Pero el trabajo internacional se dificulta por el hecho de que la política de mano dura del presidente Uribe contra la guerrilla izquierdista goce de tanta popularidad en Estados Unidos y en Europa. Así la canciller alemana, Angela Merkel, alabó "la mejora de las condiciones de los derechos humanos en Colombia" y apoya su curso duro en contra de las organizaciones guerrilleras de izquierda. A fines de enero ambos políticos acordaron en un encuentro en Berlín reforzar el trabajo económico entre Colombia y Alemania.

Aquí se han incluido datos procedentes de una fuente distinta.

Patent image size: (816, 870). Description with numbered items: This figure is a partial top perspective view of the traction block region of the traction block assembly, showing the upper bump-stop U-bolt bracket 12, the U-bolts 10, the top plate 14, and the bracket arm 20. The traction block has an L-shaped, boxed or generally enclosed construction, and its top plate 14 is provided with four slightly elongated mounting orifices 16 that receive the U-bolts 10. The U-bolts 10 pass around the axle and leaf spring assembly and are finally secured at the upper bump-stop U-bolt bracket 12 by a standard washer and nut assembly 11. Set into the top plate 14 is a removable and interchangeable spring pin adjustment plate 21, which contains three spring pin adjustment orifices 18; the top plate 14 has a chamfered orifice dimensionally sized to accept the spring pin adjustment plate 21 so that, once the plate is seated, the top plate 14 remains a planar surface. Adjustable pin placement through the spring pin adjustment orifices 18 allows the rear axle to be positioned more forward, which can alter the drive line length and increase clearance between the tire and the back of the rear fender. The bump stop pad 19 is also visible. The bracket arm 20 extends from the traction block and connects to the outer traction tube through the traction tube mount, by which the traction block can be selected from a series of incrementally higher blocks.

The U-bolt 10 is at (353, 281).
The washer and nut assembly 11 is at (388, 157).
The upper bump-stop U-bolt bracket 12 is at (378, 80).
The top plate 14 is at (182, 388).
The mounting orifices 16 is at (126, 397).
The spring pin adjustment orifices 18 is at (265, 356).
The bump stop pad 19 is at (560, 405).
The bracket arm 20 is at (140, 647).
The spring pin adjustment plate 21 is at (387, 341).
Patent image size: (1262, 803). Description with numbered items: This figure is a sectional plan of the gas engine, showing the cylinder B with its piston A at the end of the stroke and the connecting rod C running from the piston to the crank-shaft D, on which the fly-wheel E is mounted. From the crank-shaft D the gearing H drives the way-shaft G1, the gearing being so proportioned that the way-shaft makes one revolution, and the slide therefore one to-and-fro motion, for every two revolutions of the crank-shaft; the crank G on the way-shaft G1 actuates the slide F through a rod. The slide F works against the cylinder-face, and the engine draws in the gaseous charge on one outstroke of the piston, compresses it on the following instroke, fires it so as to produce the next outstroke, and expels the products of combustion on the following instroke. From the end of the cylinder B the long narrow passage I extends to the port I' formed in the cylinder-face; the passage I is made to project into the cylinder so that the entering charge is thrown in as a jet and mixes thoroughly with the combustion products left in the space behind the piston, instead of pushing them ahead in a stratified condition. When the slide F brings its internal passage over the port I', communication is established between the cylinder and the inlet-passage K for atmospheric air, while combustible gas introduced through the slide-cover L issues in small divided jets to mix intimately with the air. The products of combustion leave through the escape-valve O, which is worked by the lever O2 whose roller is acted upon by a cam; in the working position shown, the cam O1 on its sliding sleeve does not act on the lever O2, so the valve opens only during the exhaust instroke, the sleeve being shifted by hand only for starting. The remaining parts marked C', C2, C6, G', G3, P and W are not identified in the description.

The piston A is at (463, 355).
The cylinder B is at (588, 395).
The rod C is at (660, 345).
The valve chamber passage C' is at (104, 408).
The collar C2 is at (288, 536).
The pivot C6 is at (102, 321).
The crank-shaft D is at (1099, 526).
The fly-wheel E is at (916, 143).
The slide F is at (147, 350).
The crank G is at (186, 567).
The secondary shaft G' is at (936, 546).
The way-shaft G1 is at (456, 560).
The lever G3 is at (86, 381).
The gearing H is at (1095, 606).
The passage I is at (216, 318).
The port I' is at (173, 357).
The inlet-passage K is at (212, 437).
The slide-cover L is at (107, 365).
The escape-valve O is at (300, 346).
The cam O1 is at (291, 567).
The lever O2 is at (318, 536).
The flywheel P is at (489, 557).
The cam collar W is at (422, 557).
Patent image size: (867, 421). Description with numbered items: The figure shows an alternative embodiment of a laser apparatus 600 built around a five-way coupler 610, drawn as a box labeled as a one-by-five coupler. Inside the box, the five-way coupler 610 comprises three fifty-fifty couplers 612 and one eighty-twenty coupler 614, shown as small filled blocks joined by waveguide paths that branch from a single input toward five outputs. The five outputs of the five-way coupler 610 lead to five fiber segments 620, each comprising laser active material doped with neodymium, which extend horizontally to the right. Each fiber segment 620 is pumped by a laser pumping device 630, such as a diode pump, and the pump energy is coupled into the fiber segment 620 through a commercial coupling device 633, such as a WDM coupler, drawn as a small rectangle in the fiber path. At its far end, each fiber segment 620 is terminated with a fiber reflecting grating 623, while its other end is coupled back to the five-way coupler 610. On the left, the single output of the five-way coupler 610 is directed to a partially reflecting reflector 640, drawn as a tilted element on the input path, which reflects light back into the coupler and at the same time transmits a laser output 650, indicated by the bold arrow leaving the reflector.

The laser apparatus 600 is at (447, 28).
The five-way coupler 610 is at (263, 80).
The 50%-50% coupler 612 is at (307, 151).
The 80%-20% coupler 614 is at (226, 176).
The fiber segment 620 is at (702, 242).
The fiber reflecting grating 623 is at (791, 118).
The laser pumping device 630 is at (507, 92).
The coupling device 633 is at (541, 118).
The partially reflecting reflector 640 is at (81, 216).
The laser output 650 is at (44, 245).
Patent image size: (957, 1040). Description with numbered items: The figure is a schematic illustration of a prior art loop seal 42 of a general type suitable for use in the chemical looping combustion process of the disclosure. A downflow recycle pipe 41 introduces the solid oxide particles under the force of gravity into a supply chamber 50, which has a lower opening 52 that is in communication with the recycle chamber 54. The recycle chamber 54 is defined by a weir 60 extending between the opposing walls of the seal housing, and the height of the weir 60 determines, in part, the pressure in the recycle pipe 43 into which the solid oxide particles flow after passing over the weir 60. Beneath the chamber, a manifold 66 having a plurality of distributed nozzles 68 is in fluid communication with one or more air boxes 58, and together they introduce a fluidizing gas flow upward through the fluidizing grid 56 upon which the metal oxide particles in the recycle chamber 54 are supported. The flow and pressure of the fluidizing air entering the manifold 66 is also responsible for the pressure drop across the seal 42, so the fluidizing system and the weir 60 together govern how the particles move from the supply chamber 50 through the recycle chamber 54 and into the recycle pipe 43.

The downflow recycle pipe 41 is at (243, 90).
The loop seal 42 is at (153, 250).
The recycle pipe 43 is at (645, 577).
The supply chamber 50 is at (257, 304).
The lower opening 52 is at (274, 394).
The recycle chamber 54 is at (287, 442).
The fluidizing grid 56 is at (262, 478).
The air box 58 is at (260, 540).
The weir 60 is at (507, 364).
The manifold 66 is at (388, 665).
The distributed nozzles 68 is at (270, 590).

La riqueza de materias primas hace que este país sea muy atractivo para empresas internacionales.

Capacidad limitada

En Colombia la riqueza de materias primas es para muchos una maldición. Entre aquellos que acuden a pbi en busca de ayuda se encuentran en creciente medida comunidades enteras que han sido desplazadas de sus tierras ante el avance de consorcios internacionales presentes en estas regiones ricas en materias primas. Pero los cuatro equipos de Peace Brigades International no pueden aceptar todas las peticiones de ayuda. "Desgraciadamente tenemos que rechazar muchos pedidos por falta de capacidad, no podemos garantizar con los medios a nuestra disposición una organización adecuada y responsable", lamenta Peter Biermann.